Cudjoe Lewis – The Last Child of Africa Forced into Slavery in America
In 1860, aboard the illegal slave ship Clotilde, a young African man sat shackled, his terrified eyes staring out at the endless ocean. His name was Kazoola – later called Cudjoe Lewis in America. He did not know then that he would become the last person born in Africa to be brought into slavery in the United States.
Kazoola was born in Togo, near Porto-Novo (present-day Benin). His youth was filled with tribal traditions, songs, dances, and the language of his homeland. But it all ended in a single, fateful moment. Captured and forced to march hundreds of miles, he was taken to the slave port of Ouidah – one of the largest hubs of the transatlantic trade.

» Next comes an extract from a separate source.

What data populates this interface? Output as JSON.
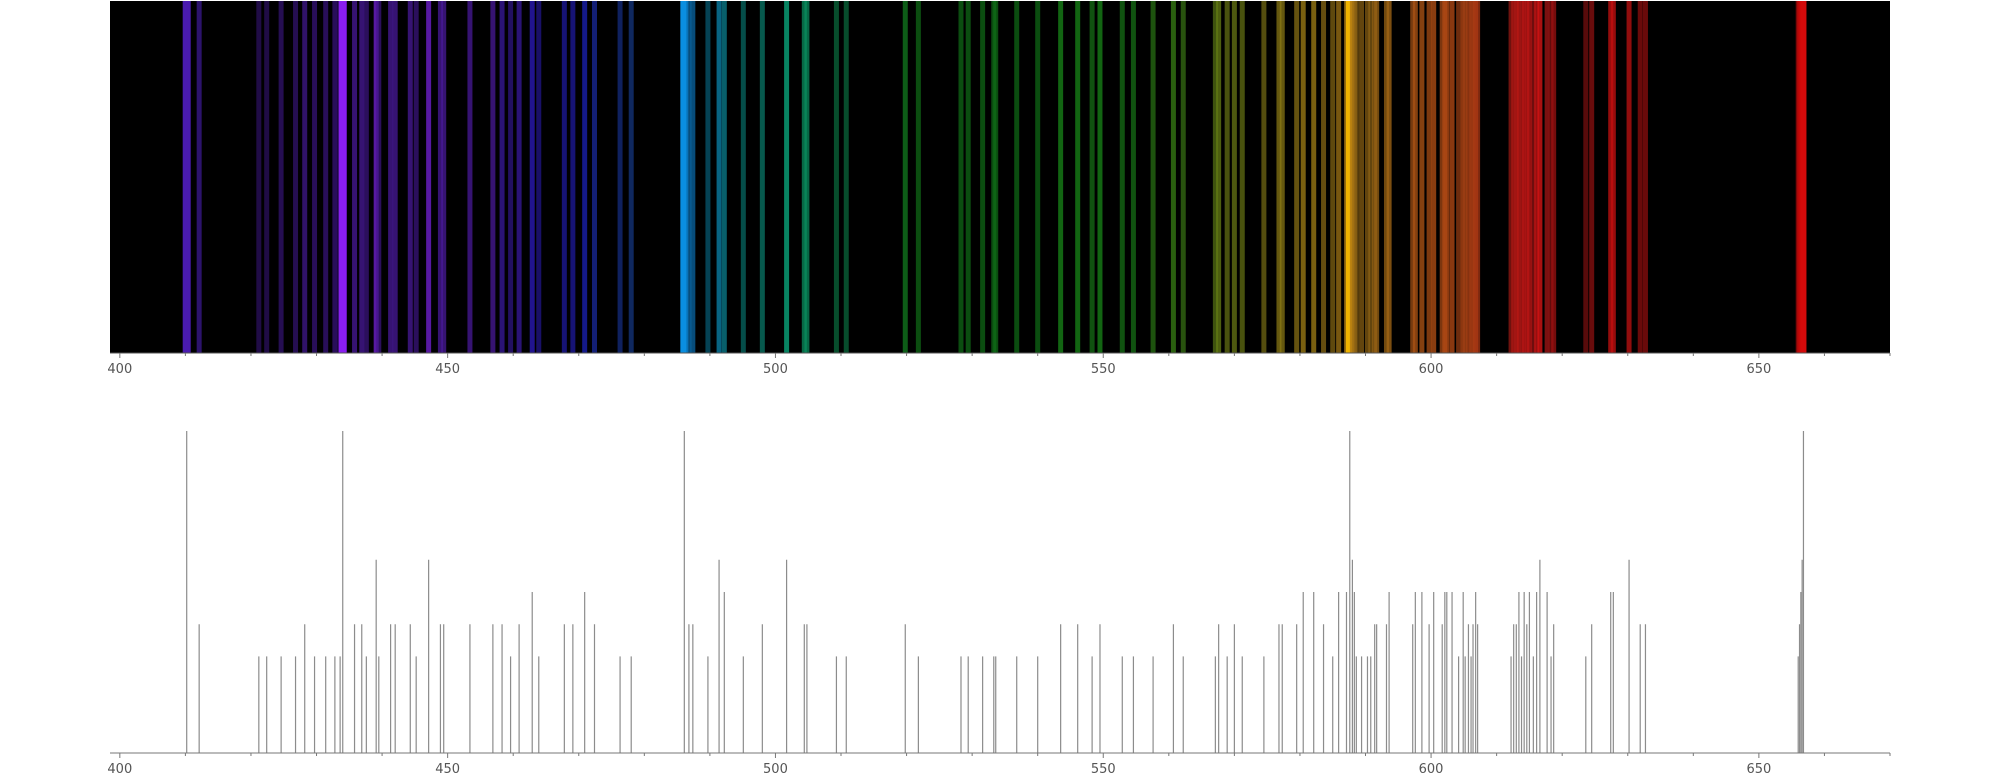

There, along with over a hundred others, he was crammed into the dark belly of the Clotilde and carried across the Atlantic to Mobile, Alabama.

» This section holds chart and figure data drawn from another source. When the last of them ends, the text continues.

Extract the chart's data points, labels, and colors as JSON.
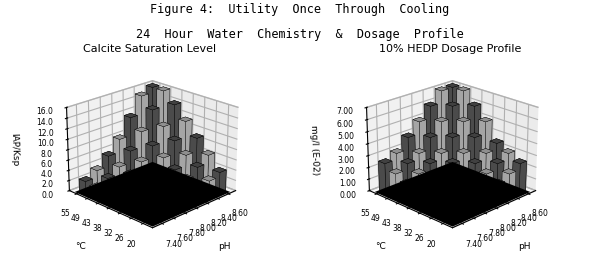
{
  "title_line1": "Figure 4:  Utility  Once  Through  Cooling",
  "title_line2": "24  Hour  Water  Chemistry  &  Dosage  Profile",
  "subplot1_title": "Calcite Saturation Level",
  "subplot2_title": "10% HEDP Dosage Profile",
  "ylabel1": "IAP/Ksp",
  "ylabel2": "mg/l (E-02)",
  "xlabel_ph": "pH",
  "ylabel_temp": "°C",
  "temp_values": [
    20,
    26,
    32,
    38,
    43,
    49,
    55
  ],
  "ph_values": [
    7.4,
    7.6,
    7.8,
    8.0,
    8.2,
    8.4,
    8.6
  ],
  "calcite_data": [
    [
      0.5,
      0.8,
      1.2,
      1.8,
      2.5,
      3.2,
      4.0
    ],
    [
      0.8,
      1.2,
      1.8,
      2.5,
      3.5,
      5.0,
      6.5
    ],
    [
      1.0,
      1.5,
      2.2,
      3.2,
      4.5,
      6.5,
      9.0
    ],
    [
      1.2,
      1.8,
      2.8,
      4.0,
      6.0,
      8.5,
      11.5
    ],
    [
      1.5,
      2.2,
      3.5,
      5.2,
      7.5,
      10.5,
      14.0
    ],
    [
      1.8,
      2.8,
      4.2,
      6.5,
      9.5,
      13.0,
      16.0
    ],
    [
      2.2,
      3.5,
      5.5,
      8.0,
      11.5,
      15.0,
      16.0
    ]
  ],
  "dosage_data": [
    [
      1.0,
      1.0,
      1.0,
      1.0,
      1.5,
      2.0,
      2.5
    ],
    [
      1.0,
      1.0,
      1.0,
      1.5,
      2.0,
      2.5,
      3.0
    ],
    [
      1.0,
      1.0,
      1.5,
      2.0,
      2.5,
      3.0,
      3.5
    ],
    [
      1.0,
      1.5,
      2.0,
      2.5,
      3.0,
      4.0,
      5.0
    ],
    [
      1.5,
      2.0,
      2.5,
      3.0,
      4.0,
      5.0,
      6.0
    ],
    [
      2.0,
      2.5,
      3.0,
      4.0,
      5.0,
      6.0,
      7.0
    ],
    [
      2.5,
      3.0,
      4.0,
      5.0,
      6.0,
      7.0,
      7.0
    ]
  ],
  "zlim1": [
    0,
    16
  ],
  "zticks1": [
    0.0,
    2.0,
    4.0,
    6.0,
    8.0,
    10.0,
    12.0,
    14.0,
    16.0
  ],
  "zlim2": [
    0,
    7
  ],
  "zticks2": [
    0.0,
    1.0,
    2.0,
    3.0,
    4.0,
    5.0,
    6.0,
    7.0
  ],
  "background_color": "#ffffff",
  "title_fontsize": 8.5,
  "subtitle_fontsize": 8,
  "tick_fontsize": 5.5,
  "axis_label_fontsize": 6.5,
  "elev": 22,
  "azim": 225
}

The cruel irony: the United States had already outlawed the African slave trade for more than 50 years. Yet greed triumphed. Timothy Meaher – the ship’s owner – treated these human lives as nothing more than proof that he could defy the law.
Upon arrival, Kazoola and 31 others were handed to Meaher. They were not legally enslaved, yet not free – trapped in a twilight state where they were controlled but abandoned to survive on their own. They built makeshift shelters, hunted for food, and clung to one another for survival.
In 1865, with the Civil War’s end and slavery abolished, Kazoola and his people were finally declared free. But freedom came with heartbreak: their pleas to be sent back to Africa were ignored.
So, from nothing, they created Africatown – a community of displaced Africans just outside Mobile. There, they preserved their language, customs, and memories of home. And Cudjoe Lewis, with his resilience and memory, became their guiding spirit.
He met with leaders like Booker T. Washington and recounted his life to Zora Neale Hurston – the celebrated Black writer. Hurston even captured him in a short film, the only known moving images of an African survivor of the transatlantic slave trade.
Cudjoe Lewis lived until 1935, reaching the age of 94. He died in Africatown – the home he and his people built from the ashes of slavery. In his final testimony, he carried a lingering sorrow:
“We wanted to go home, but no one would take us. So we made a home here instead.”
Cudjoe’s story is not just a personal tragedy – it is a mirror of America’s history: where chains left scars, but where resilience and memory turned suffering into legacy.